Marvin
My parents came here from Jamaica in the 1980s and both worked as teaching assistants in Lambeth schools for thirty years. They showed me that education changes everything. When my younger sister struggled with dyslexia, it was her Year 9 maths teacher who turned things around for her. She went from thinking she was stupid to getting a B at GCSE. I wanted to be that teacher for other kids. After my first-class degree from King's College London, I knew exactly where I belonged: back in the classrooms where I grew up.
In September 2023, I applied to the Department for Education's teacher training programme. I was excited to start the following year. The response came in November: the maths training bursary had been reduced from £27,000 to £15,000 for London trainees. The email explained that "Treasury has set strict spending limits and we must prioritise national recruitment targets." I accepted this. It sounded reasonable. Everyone was tightening their belts.
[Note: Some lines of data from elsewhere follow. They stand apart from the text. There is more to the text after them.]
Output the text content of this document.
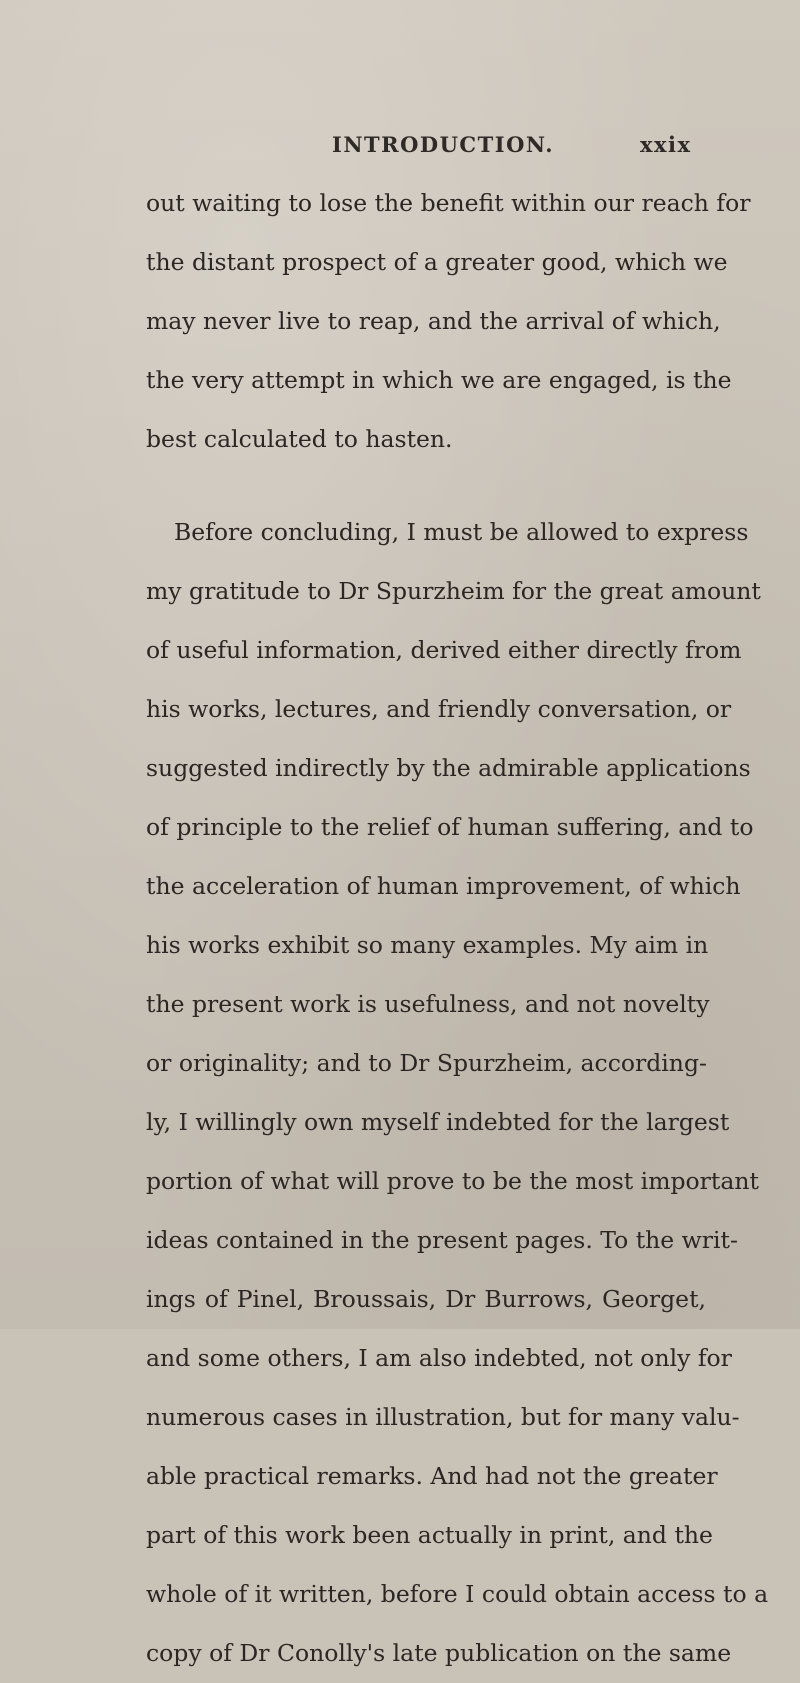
INTRODUCTION.	xxix
out waiting to lose the benefit within our reach for
the distant prospect of a greater good, which we
may never live to reap, and the arrival of which,
the very attempt in which we are engaged, is the
best calculated to hasten.
Before concluding, I must be allowed to express
my gratitude to Dr Spurzheim for the great amount
of useful information, derived either directly from
his works, lectures, and friendly conversation, or
suggested indirectly by the admirable applications
of principle to the relief of human suffering, and to
the acceleration of human improvement, of which
his works exhibit so many examples. My aim in
the present work is usefulness, and not novelty
or originality; and to Dr Spurzheim, according-
ly, I willingly own myself indebted for the largest
portion of what will prove to be the most important
ideas contained in the present pages. To the writ-
ings of Pinel, Broussais, Dr Burrows, Georget,
and some others, I am also indebted, not only for
numerous cases in illustration, but for many valu-
able practical remarks. And had not the greater
part of this work been actually in print, and the
whole of it written, before I could obtain access to a
copy of Dr Conolly's late publication on the same
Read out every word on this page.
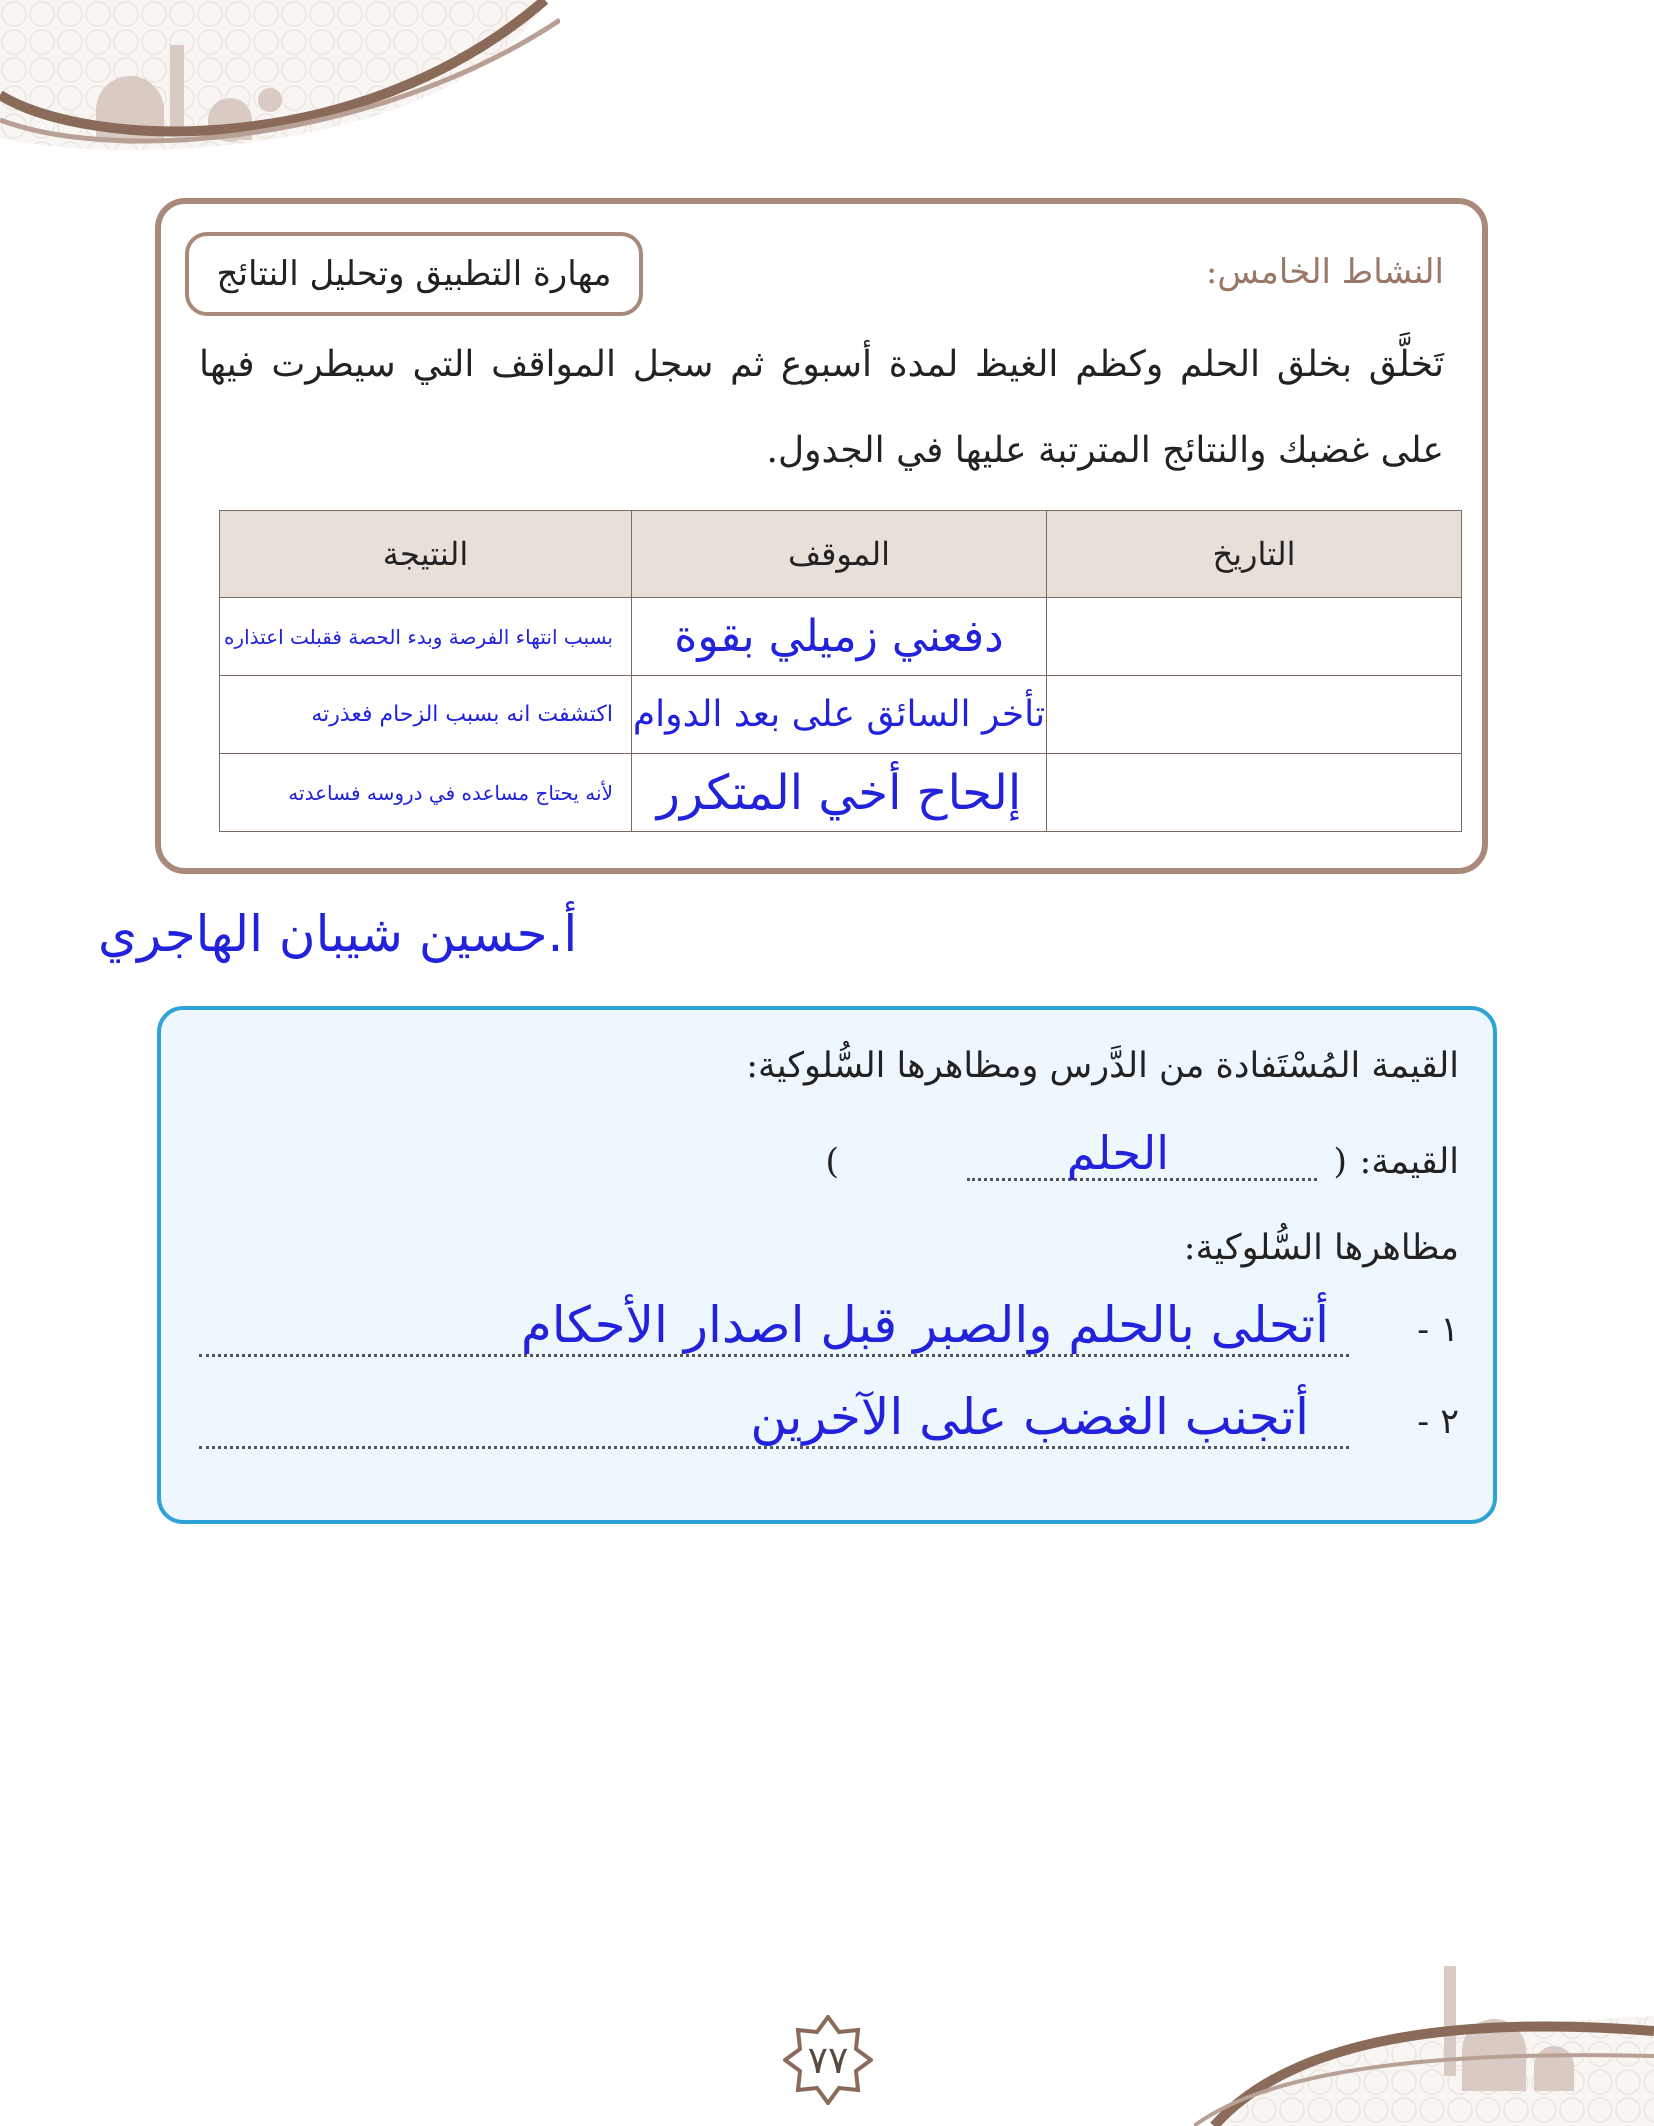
النشاط الخامس:
مهارة التطبيق وتحليل النتائج
تَخلَّق بخلق الحلم وكظم الغيظ لمدة أسبوع ثم سجل المواقف التي سيطرت فيها على غضبك والنتائج المترتبة عليها في الجدول.
التاريخ	الموقف	النتيجة
	دفعني زميلي بقوة	بسبب انتهاء الفرصة وبدء الحصة فقبلت اعتذاره
	تأخر السائق على بعد الدوام	اكتشفت انه بسبب الزحام فعذرته
	إلحاح أخي المتكرر	لأنه يحتاج مساعده في دروسه فساعدته
أ.حسين شيبان الهاجري
القيمة المُسْتَفادة من الدَّرس ومظاهرها السُّلوكية:
القيمة:
(
الحلم
)
مظاهرها السُّلوكية:
١ -
أتحلى بالحلم والصبر قبل اصدار الأحكام
٢ -
أتجنب الغضب على الآخرين
٧٧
I applied to Goldsmiths University for their PGCE programme instead. Their admissions team was apologetic but clear: their places had been cut by 40% due to "reduced government funding allocations." They suggested I try other universities. I applied to King's College London next, my own alma mater. The admissions officer knew my academic record and wanted to accept me, but explained they had to refuse qualified candidates because "the Department for Education has capped our training numbers." She recommended I look outside London.
I contacted Teach First, thinking their alternative route might work. They could take me, but only if I committed to a school outside London. Their London programme had been "scaled back following budget restrictions." The pattern was clear: every door led to the same explanation. There was no money. The budget had been cut. I started to accept that maybe teaching was not meant to be.
I decided to try private tutoring while I figured out what to do next. I visited local secondary schools to offer my services and see what the reality looked like from their side. At Harris Academy Peckham, I met the deputy head who walked me through the building. We passed twelve empty classrooms. Twelve. She explained they were desperate for maths teachers but "we cannot afford to run our own training programme anymore." They had the spaces. They had the students who needed teaching. They had the budget for teacher salaries. What they did not have was permission to train people like me.
That afternoon, walking through Dulwich Village, I noticed a building I had passed hundreds of times but never really seen. The old teacher training centre on Calton Avenue. It had been locked up for two years, with a faded sign reading "London South Bank University Teacher Training Hub - Closed Due to Funding Cuts." I stood outside looking at it. A perfectly good building. Silent.
Something clicked. The building existed. The schools existed with their empty classrooms. I existed, ready to train. Other graduates like me existed, all being turned away by the same excuse. The students who needed maths teachers existed, sitting in those empty classrooms. What exactly was it that there was no money for? The government that prints the pounds and issues them had decided not to spend enough of them to connect all these existing pieces.
I started to see the contradiction everywhere. In my local library, I found a stack of applications from people who wanted to retrain as teachers but could not access the courses. On the job centre website, I found dozens of qualified graduates in South London looking for teacher training places. The materials existed. The expertise existed. The buildings existed. The need existed. What did not exist was the political will to connect them.
I used to accept the excuse that "there was no money." I hear it differently now. The government that prints the notes and mints the coins told me it could not find enough of them to train the people who were standing right there, ready to work. The real question was never about money. It was about whether the people existed, whether the skills could be taught, whether the materials were available. They were. All of them.
The excuse was not a fact. It was a choice wrapped in the language of impossibility. It is the same logic as a household that says "we cannot afford it," except a household does not issue its own currency. The government does. The limit was never the money. The limit was the willingness to spend it into the places and the people who needed it.
I am still here. Still watching. Still ready to teach. I understand now that my story is not unique to me or even to teaching. It is the story of every constituency where people and needs exist side by side while someone in Westminster says the cupboard is bare. The cupboard was never the constraint. The constraint was always the decision to keep it locked.
Cherry Picking
What Marvin experienced has a name.
Selecting only the data points that support a predetermined conclusion while ignoring the rest.
In education, cherry pickers highlight every training programme that did not achieve perfect outcomes, every graduate who left teaching after two years, every pound that did not deliver immediate measurable results. They ignore the decades of evidence showing that well-funded teacher training produces the staff that schools desperately need. They demand guarantees of zero waste before committing a single pound to training, a standard they never apply to tax cuts for corporations or bailouts for banks.
The austerity objection is always the same: "Look what happened to countries that overspent on public services." This is wrong because countries that issue their own currency have never defaulted due to domestic spending. Greece, the standard example, used the euro and did not issue its own currency. Nordic countries with large public sectors have lower debt crises, not higher.
The UK government issues its own currency. It does not need to find pounds before it spends them. The real constraint is resources: people, skills, materials, time. And in Marvin's constituency, those resources were sitting idle. The resources existed. The people existed. The decision not to connect them was political, not financial.